Dignity, Risk and Choice

Education, resources and practice considerations in older adult care

What is Best-Interest Care?

Decision making on behalf of another individual must be done with consideration and knowledge of the individual's values and beliefs. The Personal Directives Act of Nova Scotia section 15(2b) states that in the absence of instructions, a delegate or substitute decision maker (SDM) must act according to what they believe to be the wishes of the individual in their care. 

Best-interest care process IS NOT

  • Arriving at a decision that health care professionals or others believe will lead to their own preferred outcomes. 

Best-interest care process IS

  • Arriving at a decision that health care professionals or the decision maker reasonably believe best reflects the person as a unique individual and human being.

What is a Substitute Decision Maker (SDM)?
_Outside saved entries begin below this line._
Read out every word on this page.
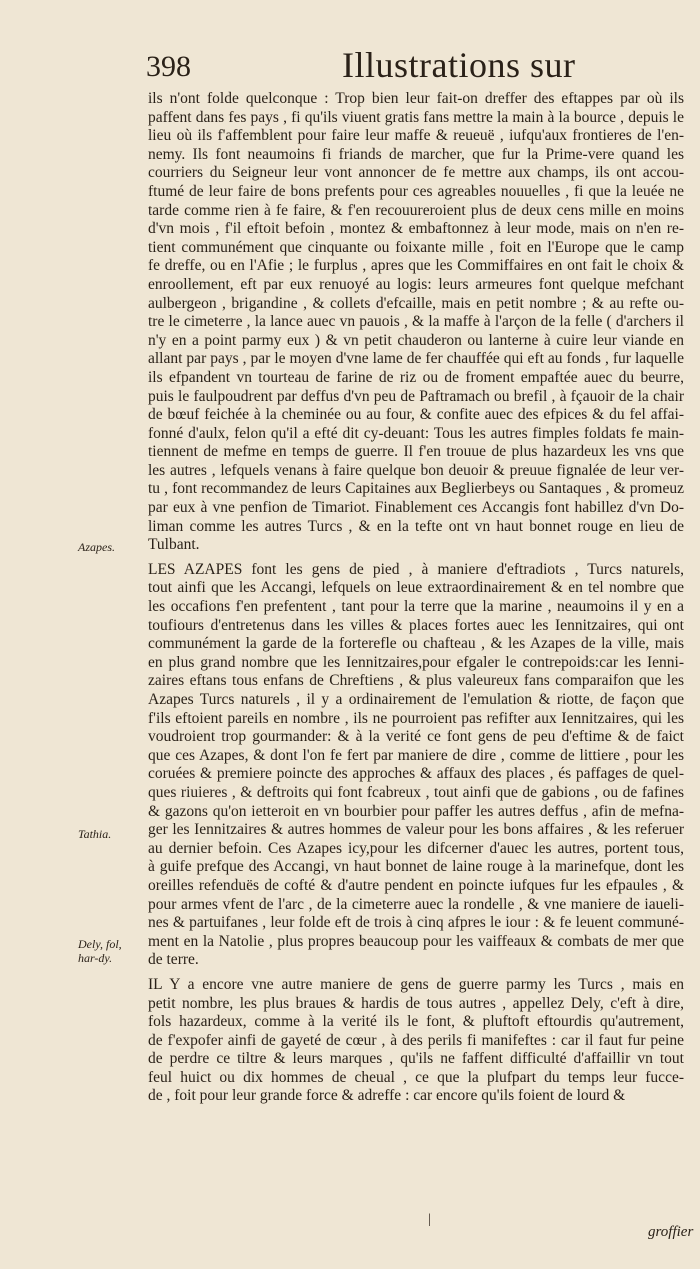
398	Illustrations sur
Azapes.
Tathia.
Dely, fol, har-dy.
ils n'ont folde quelconque : Trop bien leur fait-on dreffer des eftappes par où ils
paffent dans fes pays , fi qu'ils viuent gratis fans mettre la main à la bource , depuis le
lieu où ils f'affemblent pour faire leur maffe & reueuë , iufqu'aux frontieres de l'en-
nemy. Ils font neaumoins fi friands de marcher, que fur la Prime-vere quand les
courriers du Seigneur leur vont annoncer de fe mettre aux champs, ils ont accou-
ftumé de leur faire de bons prefents pour ces agreables nouuelles , fi que la leuée ne
tarde comme rien à fe faire, & f'en recouureroient plus de deux cens mille en moins
d'vn mois , f'il eftoit befoin , montez & embaftonnez à leur mode, mais on n'en re-
tient communément que cinquante ou foixante mille , foit en l'Europe que le camp
fe dreffe, ou en l'Afie ; le furplus , apres que les Commiffaires en ont fait le choix &
enroollement, eft par eux renuoyé au logis: leurs armeures font quelque mefchant
aulbergeon , brigandine , & collets d'efcaille, mais en petit nombre ; & au refte ou-
tre le cimeterre , la lance auec vn pauois , & la maffe à l'arçon de la felle ( d'archers il
n'y en a point parmy eux ) & vn petit chauderon ou lanterne à cuire leur viande en
allant par pays , par le moyen d'vne lame de fer chauffée qui eft au fonds , fur laquelle
ils efpandent vn tourteau de farine de riz ou de froment empaftée auec du beurre,
puis le faulpoudrent par deffus d'vn peu de Paftramach ou brefil , à fçauoir de la chair
de bœuf feichée à la cheminée ou au four, & confite auec des efpices & du fel affai-
fonné d'aulx, felon qu'il a efté dit cy-deuant: Tous les autres fimples foldats fe main-
tiennent de mefme en temps de guerre. Il f'en trouue de plus hazardeux les vns que
les autres , lefquels venans à faire quelque bon deuoir & preuue fignalée de leur ver-
tu , font recommandez de leurs Capitaines aux Beglierbeys ou Santaques , & promeuz
par eux à vne penfion de Timariot. Finablement ces Accangis font habillez d'vn Do-
liman comme les autres Turcs , & en la tefte ont vn haut bonnet rouge en lieu de
Tulbant.
LES AZAPES font les gens de pied , à maniere d'eftradiots , Turcs naturels,
tout ainfi que les Accangi, lefquels on leue extraordinairement & en tel nombre que
les occafions f'en prefentent , tant pour la terre que la marine , neaumoins il y en a
toufiours d'entretenus dans les villes & places fortes auec les Iennitzaires, qui ont
communément la garde de la forterefle ou chafteau , & les Azapes de la ville, mais
en plus grand nombre que les Iennitzaires,pour efgaler le contrepoids:car les Ienni-
zaires eftans tous enfans de Chreftiens , & plus valeureux fans comparaifon que les
Azapes Turcs naturels , il y a ordinairement de l'emulation & riotte, de façon que
f'ils eftoient pareils en nombre , ils ne pourroient pas refifter aux Iennitzaires, qui les
voudroient trop gourmander: & à la verité ce font gens de peu d'eftime & de faict
que ces Azapes, & dont l'on fe fert par maniere de dire , comme de littiere , pour les
coruées & premiere poincte des approches & affaux des places , és paffages de quel-
ques riuieres , & deftroits qui font fcabreux , tout ainfi que de gabions , ou de fafines
& gazons qu'on ietteroit en vn bourbier pour paffer les autres deffus , afin de mefna-
ger les Iennitzaires & autres hommes de valeur pour les bons affaires , & les referuer
au dernier befoin. Ces Azapes icy,pour les difcerner d'auec les autres, portent tous,
à guife prefque des Accangi, vn haut bonnet de laine rouge à la marinefque, dont les
oreilles refenduës de cofté & d'autre pendent en poincte iufques fur les efpaules , &
pour armes vfent de l'arc , de la cimeterre auec la rondelle , & vne maniere de iaueli-
nes & partuifanes , leur folde eft de trois à cinq afpres le iour : & fe leuent communé-
ment en la Natolie , plus propres beaucoup pour les vaiffeaux & combats de mer que
de terre.
IL Y a encore vne autre maniere de gens de guerre parmy les Turcs , mais en
petit nombre, les plus braues & hardis de tous autres , appellez Dely, c'eft à dire,
fols hazardeux, comme à la verité ils le font, & pluftoft eftourdis qu'autrement,
de f'expofer ainfi de gayeté de cœur , à des perils fi manifeftes : car il faut fur peine
de perdre ce tiltre & leurs marques , qu'ils ne faffent difficulté d'affaillir vn tout
feul huict ou dix hommes de cheual , ce que la plufpart du temps leur fucce-
de , foit pour leur grande force & adreffe : car encore qu'ils foient de lourd &
|
groffier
When an older adult is deemed incapable of making a particular decision, a delegate or substitute decision maker (SDM) can be involved to make the decision(s) for them. 

An SDM may be beneficial to the person experiencing impairment. The role of SDM is challenging because they are now responsible for making decisions on another person's behalf. An SDM may enhance or limit another person's dignity, meaningful risk-taking, and everyday choices.
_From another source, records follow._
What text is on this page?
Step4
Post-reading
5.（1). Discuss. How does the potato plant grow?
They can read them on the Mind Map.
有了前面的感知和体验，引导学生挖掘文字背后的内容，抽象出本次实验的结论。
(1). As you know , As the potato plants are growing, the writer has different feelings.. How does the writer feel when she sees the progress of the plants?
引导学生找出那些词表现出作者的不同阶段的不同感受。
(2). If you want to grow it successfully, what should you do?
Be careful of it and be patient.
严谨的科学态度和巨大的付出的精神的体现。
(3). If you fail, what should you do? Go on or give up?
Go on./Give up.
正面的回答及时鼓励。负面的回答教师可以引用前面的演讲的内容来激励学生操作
The following principles, informed by The Mental Capacity Act 2005 (UK), should be considered in best-interest care decision-making:

  • Do not discriminate
    Avoid assumptions based on the person’s age, condition, appearance, or feature of behaviour.
  • Consider all relevant circumstances
    What factors or potential outcomes related to the decision would the person consider most important if making this decision themselves?
  • Evaluate status of capacity
    Is it possible the person could regain capacity? Can the decision wait until then?
  • Reflect on a least restrictive approach
    Have all reasonable ways been tried to optimize the person’s abilities to participate in their own decision-making, or to consider a supportive decision-making model?
  • Review evidence of personal wishes/beliefs
    What evidence is there identifying the person’s wishes, values, and beliefs? How would the individual have made decisions at full capacity?
  • Gather input
    Consider consulting the views of other people who have known the person and could contribute information on their values and ways of making decisions in the past. Balance this with respecting right to confidentiality.
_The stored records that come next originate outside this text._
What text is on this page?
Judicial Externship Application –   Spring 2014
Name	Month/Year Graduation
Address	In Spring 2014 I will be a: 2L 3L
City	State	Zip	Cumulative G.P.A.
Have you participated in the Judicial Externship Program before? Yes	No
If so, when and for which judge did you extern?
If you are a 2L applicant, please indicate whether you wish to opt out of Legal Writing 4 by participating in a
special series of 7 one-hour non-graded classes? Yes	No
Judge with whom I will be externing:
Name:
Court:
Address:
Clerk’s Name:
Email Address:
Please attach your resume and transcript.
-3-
  • How do we approach ethical issues when we believe an SDM is making decisions that are in line with the SDM's beliefs/interests/values rather than in the best interest of the individual in care?
  • What if we identified a strategy to mitigate risk that costs money, which the person has, but the SDM doesn't agree to release the funds?
  • How could we improve our skills in communicating best-interest care to SDMs and other health care professionals?
  • How may convenience or risk aversion lead us to decisions that fail to reflect the individual’s wishes and values?